No. The 80.3% figure is Anthropic-stated, and as of June 11, 2026 the system card has not been posted. Independent trackers like Vellum report 95% on SWE-Bench using multi-shot agentic harnesses, a gap driven by scaffolding rather than the model. Treat 80.3% as the vendor's conservative floor, not community consensus.

Does Claude Fable 5 really require 30-day data retention with no opt-out?

Yes. Anthropic's launch materials state that Fable 5 and Mythos 5 require 30-day retention on all traffic to operate safety classifiers, overriding prior zero-data-retention contracts. This is confirmed by The Register, TechCrunch, and the GitHub Copilot changelog. Anthropic says the retained data is not used for training.

What does the Fable 5 safety classifier do to coding-agent traffic?

It routes prompts flagged for cybersecurity, biology/chemistry, or capability distillation to Claude Opus 4.8 instead of Fable 5. Anthropic states this affects under 5% of sessions. False positives are documented, including a GitHub issue on authorized defensive security audits, so harnesses should detect and log the reroute.

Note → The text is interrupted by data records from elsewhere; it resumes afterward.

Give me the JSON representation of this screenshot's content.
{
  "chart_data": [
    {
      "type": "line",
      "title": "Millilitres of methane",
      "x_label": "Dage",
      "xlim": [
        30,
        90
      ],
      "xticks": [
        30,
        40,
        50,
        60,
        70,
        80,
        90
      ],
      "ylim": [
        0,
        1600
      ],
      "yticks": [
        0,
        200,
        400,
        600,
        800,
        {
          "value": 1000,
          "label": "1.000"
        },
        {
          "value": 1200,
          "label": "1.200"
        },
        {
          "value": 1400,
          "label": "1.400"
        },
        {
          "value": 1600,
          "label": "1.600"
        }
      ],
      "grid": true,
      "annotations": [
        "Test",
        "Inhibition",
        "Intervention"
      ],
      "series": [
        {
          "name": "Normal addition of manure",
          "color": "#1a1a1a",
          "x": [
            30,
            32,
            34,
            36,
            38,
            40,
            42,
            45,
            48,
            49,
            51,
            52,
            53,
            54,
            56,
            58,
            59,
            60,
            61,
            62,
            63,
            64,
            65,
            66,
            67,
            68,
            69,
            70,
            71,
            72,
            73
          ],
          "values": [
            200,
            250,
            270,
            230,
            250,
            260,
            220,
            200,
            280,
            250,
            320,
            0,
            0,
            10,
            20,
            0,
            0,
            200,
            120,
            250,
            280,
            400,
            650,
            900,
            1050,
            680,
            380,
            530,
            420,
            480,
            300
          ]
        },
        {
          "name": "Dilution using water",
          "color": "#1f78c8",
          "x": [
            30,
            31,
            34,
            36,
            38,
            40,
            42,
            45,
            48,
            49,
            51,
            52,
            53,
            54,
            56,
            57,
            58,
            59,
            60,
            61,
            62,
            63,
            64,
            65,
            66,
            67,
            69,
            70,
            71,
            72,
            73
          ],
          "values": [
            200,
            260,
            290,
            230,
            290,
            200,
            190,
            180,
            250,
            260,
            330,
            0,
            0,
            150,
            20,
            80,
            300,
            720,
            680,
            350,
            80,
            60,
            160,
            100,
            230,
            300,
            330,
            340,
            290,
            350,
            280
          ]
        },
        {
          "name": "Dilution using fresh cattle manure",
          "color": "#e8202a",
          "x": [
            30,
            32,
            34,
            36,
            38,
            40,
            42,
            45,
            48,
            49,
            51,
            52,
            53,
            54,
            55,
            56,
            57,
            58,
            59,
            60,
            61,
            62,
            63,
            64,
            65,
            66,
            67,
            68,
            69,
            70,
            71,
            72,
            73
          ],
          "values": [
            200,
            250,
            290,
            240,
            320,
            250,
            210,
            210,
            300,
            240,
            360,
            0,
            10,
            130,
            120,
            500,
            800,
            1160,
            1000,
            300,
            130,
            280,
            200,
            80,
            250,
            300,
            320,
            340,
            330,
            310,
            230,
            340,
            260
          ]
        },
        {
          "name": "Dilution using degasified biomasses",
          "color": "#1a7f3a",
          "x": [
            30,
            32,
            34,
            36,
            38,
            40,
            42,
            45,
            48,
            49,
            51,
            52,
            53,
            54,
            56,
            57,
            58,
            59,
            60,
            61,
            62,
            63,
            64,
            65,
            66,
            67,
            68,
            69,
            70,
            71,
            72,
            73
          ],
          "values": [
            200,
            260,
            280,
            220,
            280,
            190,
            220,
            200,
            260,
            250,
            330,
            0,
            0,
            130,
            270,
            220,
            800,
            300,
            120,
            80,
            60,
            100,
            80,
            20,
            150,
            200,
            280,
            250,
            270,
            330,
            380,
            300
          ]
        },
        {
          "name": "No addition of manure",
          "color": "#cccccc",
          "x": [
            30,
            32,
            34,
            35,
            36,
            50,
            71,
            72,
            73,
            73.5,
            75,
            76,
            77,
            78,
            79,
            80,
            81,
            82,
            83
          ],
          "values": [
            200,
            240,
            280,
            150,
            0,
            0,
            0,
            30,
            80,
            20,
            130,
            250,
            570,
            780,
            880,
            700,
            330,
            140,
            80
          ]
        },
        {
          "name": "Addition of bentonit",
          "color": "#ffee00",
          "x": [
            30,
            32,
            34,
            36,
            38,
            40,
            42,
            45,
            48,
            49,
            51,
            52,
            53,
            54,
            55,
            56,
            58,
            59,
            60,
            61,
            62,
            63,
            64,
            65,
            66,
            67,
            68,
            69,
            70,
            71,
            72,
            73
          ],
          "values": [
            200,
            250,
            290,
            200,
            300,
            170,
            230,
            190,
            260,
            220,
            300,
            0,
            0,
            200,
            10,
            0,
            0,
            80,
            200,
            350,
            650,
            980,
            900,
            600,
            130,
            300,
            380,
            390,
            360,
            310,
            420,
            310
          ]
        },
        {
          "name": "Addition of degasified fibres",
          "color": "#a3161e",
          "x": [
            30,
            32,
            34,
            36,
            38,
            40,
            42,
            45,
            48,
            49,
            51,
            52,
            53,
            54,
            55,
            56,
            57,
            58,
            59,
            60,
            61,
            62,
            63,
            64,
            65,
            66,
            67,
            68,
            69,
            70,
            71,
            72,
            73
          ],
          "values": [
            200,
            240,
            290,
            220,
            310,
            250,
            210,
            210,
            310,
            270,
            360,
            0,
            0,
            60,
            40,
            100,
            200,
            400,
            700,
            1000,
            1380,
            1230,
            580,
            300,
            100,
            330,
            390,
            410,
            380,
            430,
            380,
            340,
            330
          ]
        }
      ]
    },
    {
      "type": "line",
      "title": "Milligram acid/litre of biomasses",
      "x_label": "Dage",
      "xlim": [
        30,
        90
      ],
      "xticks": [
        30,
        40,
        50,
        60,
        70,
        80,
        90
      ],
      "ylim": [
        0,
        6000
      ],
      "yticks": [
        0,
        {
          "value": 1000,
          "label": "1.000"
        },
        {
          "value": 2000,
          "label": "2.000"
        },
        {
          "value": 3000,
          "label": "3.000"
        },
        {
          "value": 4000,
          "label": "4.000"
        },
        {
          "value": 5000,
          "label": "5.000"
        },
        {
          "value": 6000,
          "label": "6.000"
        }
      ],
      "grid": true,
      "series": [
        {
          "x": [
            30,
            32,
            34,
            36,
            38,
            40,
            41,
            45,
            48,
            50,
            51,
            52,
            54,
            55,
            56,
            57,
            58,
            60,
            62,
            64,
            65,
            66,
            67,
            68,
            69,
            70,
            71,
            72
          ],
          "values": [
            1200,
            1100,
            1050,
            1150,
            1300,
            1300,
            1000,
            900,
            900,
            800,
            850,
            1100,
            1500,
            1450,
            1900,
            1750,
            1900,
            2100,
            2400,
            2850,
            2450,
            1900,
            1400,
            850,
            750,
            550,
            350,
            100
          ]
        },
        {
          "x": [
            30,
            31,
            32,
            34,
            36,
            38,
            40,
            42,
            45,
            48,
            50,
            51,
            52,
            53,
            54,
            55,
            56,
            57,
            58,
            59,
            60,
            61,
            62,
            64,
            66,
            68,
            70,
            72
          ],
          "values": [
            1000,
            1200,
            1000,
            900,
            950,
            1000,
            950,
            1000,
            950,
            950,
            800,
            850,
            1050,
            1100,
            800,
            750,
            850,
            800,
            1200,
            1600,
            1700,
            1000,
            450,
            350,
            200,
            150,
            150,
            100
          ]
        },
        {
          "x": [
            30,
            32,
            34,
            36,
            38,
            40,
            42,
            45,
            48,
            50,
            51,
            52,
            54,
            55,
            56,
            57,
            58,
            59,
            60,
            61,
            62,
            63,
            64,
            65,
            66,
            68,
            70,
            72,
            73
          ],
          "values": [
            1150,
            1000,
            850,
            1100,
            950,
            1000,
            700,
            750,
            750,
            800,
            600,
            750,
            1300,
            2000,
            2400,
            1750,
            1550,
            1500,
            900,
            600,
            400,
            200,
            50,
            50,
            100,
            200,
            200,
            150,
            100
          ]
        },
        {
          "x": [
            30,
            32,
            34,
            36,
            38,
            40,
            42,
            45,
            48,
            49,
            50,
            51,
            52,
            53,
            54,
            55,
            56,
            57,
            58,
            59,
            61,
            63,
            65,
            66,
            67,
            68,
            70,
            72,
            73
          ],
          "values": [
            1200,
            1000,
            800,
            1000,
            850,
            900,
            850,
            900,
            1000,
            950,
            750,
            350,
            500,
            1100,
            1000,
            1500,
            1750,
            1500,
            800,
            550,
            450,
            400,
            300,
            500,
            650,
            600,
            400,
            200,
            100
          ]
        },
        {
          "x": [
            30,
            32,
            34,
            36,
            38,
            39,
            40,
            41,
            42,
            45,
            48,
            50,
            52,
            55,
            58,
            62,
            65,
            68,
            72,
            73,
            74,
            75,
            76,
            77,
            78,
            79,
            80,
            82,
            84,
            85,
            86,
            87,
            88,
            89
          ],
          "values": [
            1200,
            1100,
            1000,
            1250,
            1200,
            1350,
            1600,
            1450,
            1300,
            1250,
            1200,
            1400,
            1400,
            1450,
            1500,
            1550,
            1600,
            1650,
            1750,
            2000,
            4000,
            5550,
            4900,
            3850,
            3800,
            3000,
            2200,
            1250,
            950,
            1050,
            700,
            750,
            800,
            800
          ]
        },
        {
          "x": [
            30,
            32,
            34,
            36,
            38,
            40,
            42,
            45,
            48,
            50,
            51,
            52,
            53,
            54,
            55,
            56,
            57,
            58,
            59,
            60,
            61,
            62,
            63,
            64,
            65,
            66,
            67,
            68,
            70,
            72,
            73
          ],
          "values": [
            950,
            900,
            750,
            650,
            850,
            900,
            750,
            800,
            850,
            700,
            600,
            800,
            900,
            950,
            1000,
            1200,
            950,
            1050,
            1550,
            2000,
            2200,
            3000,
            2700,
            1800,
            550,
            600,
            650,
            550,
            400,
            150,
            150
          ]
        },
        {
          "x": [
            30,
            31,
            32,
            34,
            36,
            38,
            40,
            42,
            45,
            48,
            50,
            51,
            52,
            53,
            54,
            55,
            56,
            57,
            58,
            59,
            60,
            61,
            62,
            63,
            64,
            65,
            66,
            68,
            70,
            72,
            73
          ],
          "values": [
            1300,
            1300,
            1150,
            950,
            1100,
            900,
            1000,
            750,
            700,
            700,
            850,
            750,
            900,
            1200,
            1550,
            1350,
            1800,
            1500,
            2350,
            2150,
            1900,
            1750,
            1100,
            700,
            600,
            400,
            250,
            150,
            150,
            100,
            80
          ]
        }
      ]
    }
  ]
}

How much does Claude Fable 5 cost compared to Opus 4.8?

Fable 5 lists at $10 per million input tokens and $50 per million output tokens, exactly double Opus 4.8's $5/$25. A typical 500K-in/200K-out agent session costs $15 on Fable 5 versus $7.50 on Opus 4.8. Fable 5 is free on paid Claude plans through June 22, 2026.

Should I switch my coding agent's default model to Fable 5 now?

Not as a wholesale default. The defensible week-one move is to keep Opus 4.8 as the production default, use the free window through June 22 for internal evals, and route only long-horizon engineering tasks to Fable 5. Pin security, biology, and regulated workloads to Opus 4.8 directly.